My twenty-first move, Kathy’s twentieth. This one is from Erie, Pennsylvania’s west to east side, fifteen minutes, five or six miles. 2200 square feet to 1000. Two stories to one. Upper middleclass to middleclass. Shenley Drive to Parkway Drive. 16505 to 16511.
Of course, there’s the emotional part of the move. Kathy is beyond ready, having spent countless hours painting, plastering, and planning the new place. Micah has fourteen years of testosterone, fury, and healing invested in his home; he sulks and sighs. I don’t get attached to dwellings much, but leaving Shenley Drive has me negotiating with a funk. Having gone through several episodes of hell there, I find the hardwood floors and views out the windows have taken on sweetness in these better times. And I came to rest at 322 Shenley. Lying in bed with Kathy and looking out at the boulevard’s old maples in all seasons, I thought many times, “I don’t need to be anyplace else. When my hour comes, I could die here, this woman beside me, my eyes on the trees.”

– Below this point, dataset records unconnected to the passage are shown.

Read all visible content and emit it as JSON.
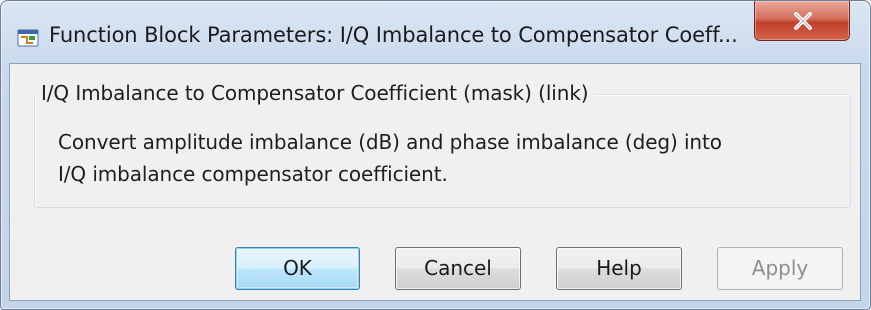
{
  "window": {
    "title": "Function Block Parameters: I/Q Imbalance to Compensator Coeff...",
    "title_icon": "simulink-block-icon",
    "close_icon": "close-x-icon"
  },
  "group": {
    "legend": "I/Q Imbalance to Compensator Coefficient (mask) (link)",
    "description_line1": "Convert amplitude imbalance (dB) and phase imbalance (deg) into",
    "description_line2": "I/Q imbalance compensator coefficient."
  },
  "buttons": {
    "ok": "OK",
    "cancel": "Cancel",
    "help": "Help",
    "apply": "Apply"
  },
  "colors": {
    "frame": "#c4d5ea",
    "close_button": "#c0402a",
    "default_button_border": "#3c7fb1",
    "dialog_background": "#f0f0f0"
  }
}
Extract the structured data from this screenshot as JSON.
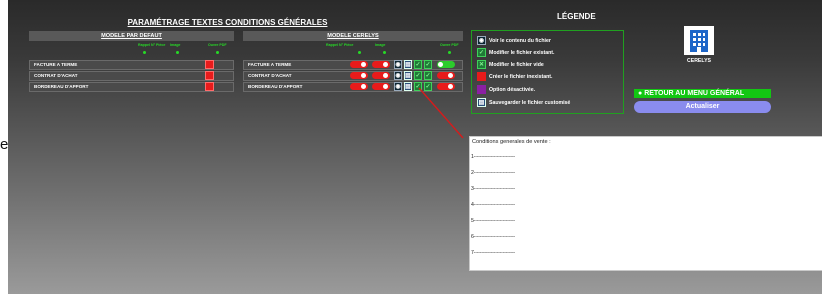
{
  "edge_glyph": "e",
  "title": "PARAMÉTRAGE TEXTES CONDITIONS GÉNÉRALES",
  "default_model": {
    "header": "MODELE PAR DEFAUT",
    "subheads": [
      "Rappel N° Pièce",
      "Image",
      "Ouvre PDF"
    ],
    "rows": [
      "FACTURE A TERME",
      "CONTRAT D'ACHAT",
      "BORDEREAU D'APPORT"
    ]
  },
  "cerelys_model": {
    "header": "MODELE CERELYS",
    "subheads": [
      "Rappel N° Pièce",
      "Image",
      "Ouvre PDF"
    ],
    "rows": [
      "FACTURE A TERME",
      "CONTRAT D'ACHAT",
      "BORDEREAU D'APPORT"
    ]
  },
  "legend": {
    "title": "LÉGENDE",
    "items": [
      {
        "label": "Voir le contenu du fichier",
        "icon": "eye-icon",
        "color": "#0e2733"
      },
      {
        "label": "Modifier le fichier existant.",
        "icon": "check-icon",
        "color": "#207a37"
      },
      {
        "label": "Modifier le fichier vide",
        "icon": "x-icon",
        "color": "#207a37"
      },
      {
        "label": "Créer le fichier inexistant.",
        "icon": "red-square",
        "color": "#e81b1b"
      },
      {
        "label": "Option désactivée.",
        "icon": "purple-square",
        "color": "#8b1fa3"
      },
      {
        "label": "Sauvegarder le fichier customisé",
        "icon": "save-icon",
        "color": "#2b4f7a"
      }
    ]
  },
  "company": "CERELYS",
  "buttons": {
    "retour": "RETOUR AU MENU GÉNÉRAL",
    "actualiser": "Actualiser"
  },
  "document": {
    "title": "Conditions generales de vente :",
    "lines": [
      "1---------------------------",
      "2---------------------------",
      "3---------------------------",
      "4---------------------------",
      "5---------------------------",
      "6---------------------------",
      "7---------------------------"
    ]
  },
  "colors": {
    "accent_green": "#12c712",
    "status_red": "#e81b1b",
    "button_purple": "#8a8cee"
  }
}
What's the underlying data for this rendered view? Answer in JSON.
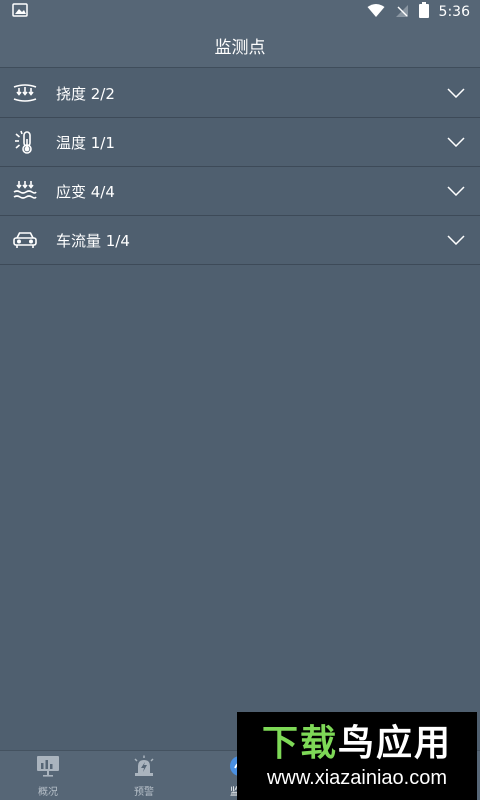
{
  "status_bar": {
    "time": "5:36"
  },
  "header": {
    "title": "监测点"
  },
  "list": {
    "items": [
      {
        "label": "挠度 2/2",
        "icon": "deflection-icon"
      },
      {
        "label": "温度 1/1",
        "icon": "thermometer-icon"
      },
      {
        "label": "应变 4/4",
        "icon": "strain-icon"
      },
      {
        "label": "车流量 1/4",
        "icon": "car-icon"
      }
    ]
  },
  "bottom_nav": {
    "items": [
      {
        "label": "概况",
        "icon": "chart-icon"
      },
      {
        "label": "预警",
        "icon": "alarm-icon"
      },
      {
        "label": "监测",
        "icon": "monitor-icon"
      }
    ],
    "active_index": 2
  },
  "watermark": {
    "title_part1": "下载",
    "title_part2": "鸟应用",
    "url": "www.xiazainiao.com"
  },
  "colors": {
    "background": "#4f5f6f",
    "header": "#566676",
    "accent": "#4a90e2",
    "watermark_green": "#7ed957"
  }
}
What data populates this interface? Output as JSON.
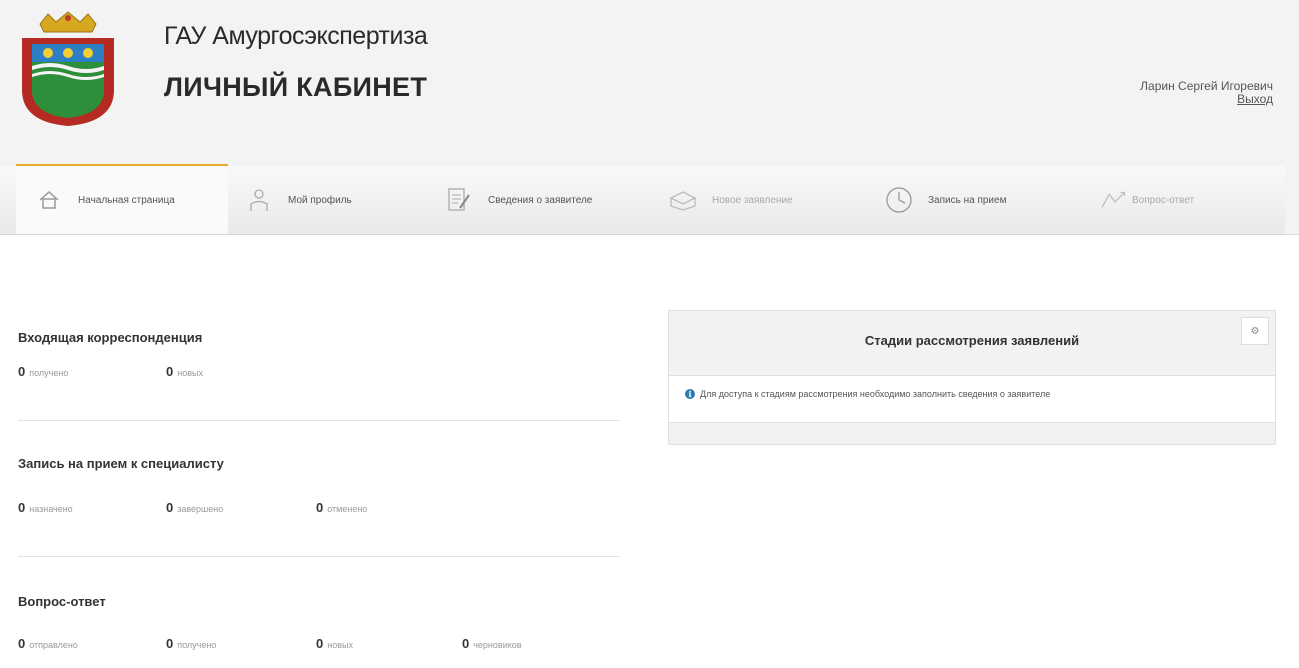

It’s easy to move when you’re ready, another when your heart won’t quite let you say goodbye: to a yard crowded with flowers and herbs, to neighbors as close as family, to walls you’ve leaned against and cried.
Dear as Shenley is to the Colemans, I know from the scars of leave-taking that bulbs and seeds grow in other gardens, friends appear on every avenue, and new walls can become trusted shoulders.
Anyway, Shenley isn’t my home, nor will Parkway be. I remembered this the first night Kathy and I spent in our new bedroom. Flummoxed Watson clicked on the hardwood from my side of the bed to Kathy’s, back and forth, ad infinitum. The route to the bathroom was odd, short and direct. But I wasn’t sad. For me, home is saying “Kiss goodnight?” to Kathy and resting my hand on her warm belly as we fall asleep. Home is her saying “I love you, John Coleman” after the alarm goes off. (Yes, Kathy calls me by my first and last name.)
Home is also standing with Micah as he tells me about a wrinkle in his day or about the mantis scrimp, which punches its prey. Before he goes to off to watch television, I say, “Spare a hug for the old man?” He does and means it. That’s home.
Home is Elena calling me Daddy and rescuing my bland refried beans and son-in-law Matt explaining that a truck’s clutch requires oil and toddler grandson Cole nodding and saying “yeah” when I ask if he wants to chew my watch.
Home is singing with my church family on a Sunday morning:
I ask no dream, no prophet ecstasies,
no sudden rending of the veil of clay,
no angel visitant, no opening skies;
but take the dimness of my soul away.
Home is when I close my eyes, sit still, and sense—no evidence other than longing—the presence of the Loving Mystery.
Home is when I come to rest, held close by infinite variations of mercy.